Users of geosocial dating apps such as Grindr have been warned by the National Crime Agency (NCA) to ensure that sexual partners are above the age of consent.

The warning came after an NSPCC report noted an increase in the number of teenagers calling in following bad experiences using such apps.

The charity said that it did not have specific figures on dating apps, however 1,061 people had called its switchboards after experiencing online sexual abuse.

The report specifically noted “geosocial” apps as the most easy to abuse.

Some users told the BBC that that they had lied to sign up to such apps when coming to terms with their sexuality, but later felt that they had been “groomed” by older users.

Jonathan Baggaley, head of education at the NCA said: “Just because we’ve not received huge reports doesn’t mean this isn’t a major issue. Clearly the very dynamic of this kind of relationship means young people won’t report it.”

“The law is very clear: regardless of how the conversation is started, regardless of who thinks they’re in the driving seat the adult is always the one who has the responsibility. A child should never be blamed.”

NSPCC spokeswoman Claire Lilley said: “These apps do have terms and conditions in place but they’re simply not being enforced and as a result children are being put at risk of serious harm.
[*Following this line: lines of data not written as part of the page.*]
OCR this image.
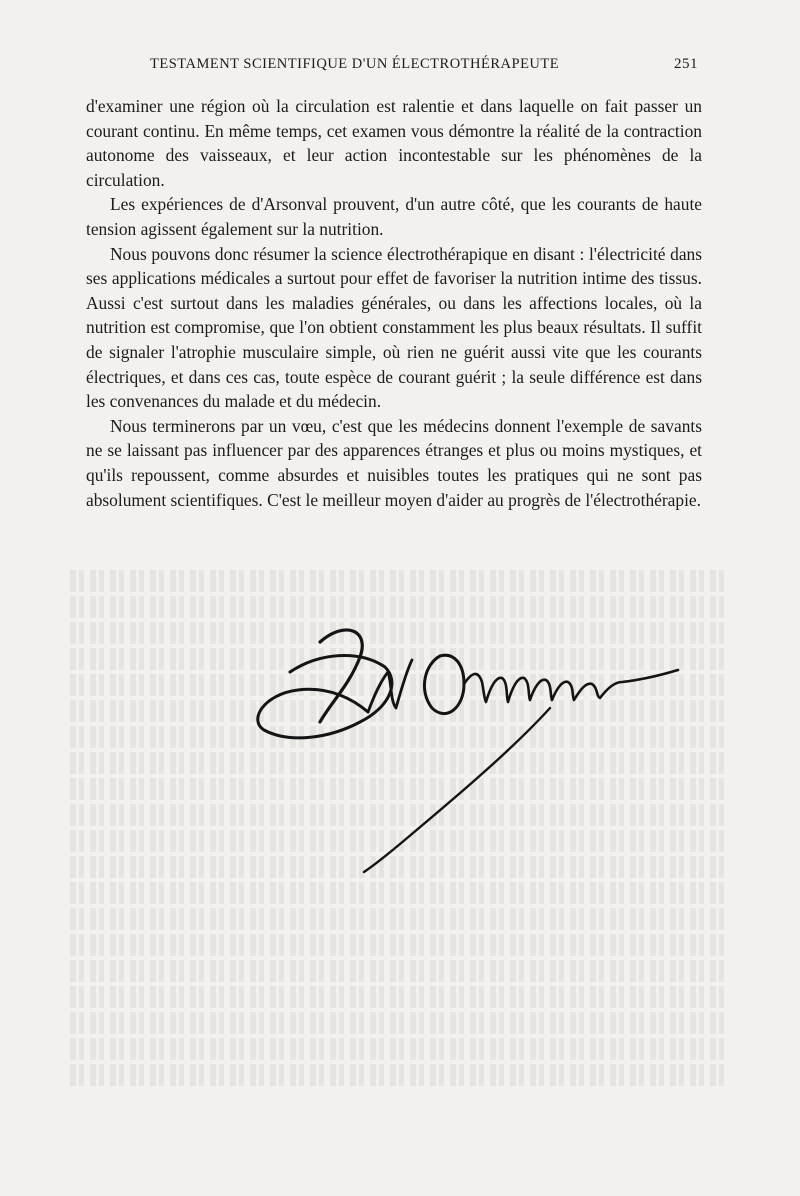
TESTAMENT SCIENTIFIQUE D'UN ÉLECTROTHÉRAPEUTE	251

d'examiner une région où la circulation est ralentie et dans laquelle on fait passer un courant continu. En même temps, cet examen vous démontre la réalité de la contraction autonome des vaisseaux, et leur action incontestable sur les phénomènes de la circulation.

Les expériences de d'Arsonval prouvent, d'un autre côté, que les courants de haute tension agissent également sur la nutrition.

Nous pouvons donc résumer la science électrothérapique en disant : l'électricité dans ses applications médicales a surtout pour effet de favoriser la nutrition intime des tissus. Aussi c'est surtout dans les maladies générales, ou dans les affections locales, où la nutrition est compromise, que l'on obtient constamment les plus beaux résultats. Il suffit de signaler l'atrophie musculaire simple, où rien ne guérit aussi vite que les courants électriques, et dans ces cas, toute espèce de courant guérit ; la seule différence est dans les convenances du malade et du médecin.

Nous terminerons par un vœu, c'est que les médecins donnent l'exemple de savants ne se laissant pas influencer par des apparences étranges et plus ou moins mystiques, et qu'ils repoussent, comme absurdes et nuisibles toutes les pratiques qui ne sont pas absolument scientifiques. C'est le meilleur moyen d'aider au progrès de l'électrothérapie.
We know this because of the huge increase in calls to ChildLine over the last year about issues such as online grooming.”

Blendr – which also owns Grindr said in a statement: “We do our best to ensure all users follow our strict terms-of-service policy that require users to be at a minimum age of 18.

“We have a diligent team of moderators focused on monitoring and ensuring users adhere to our terms-of-service guidelines.”

Despite this, however, it is still possible for under age users to lie about their age when using the apps.

The Department for Culture, Media and Sport told the BBC that terms of use and age restrictions had been added voluntarily by app developers, but that they did not stand up in law, and were not legally enforcible.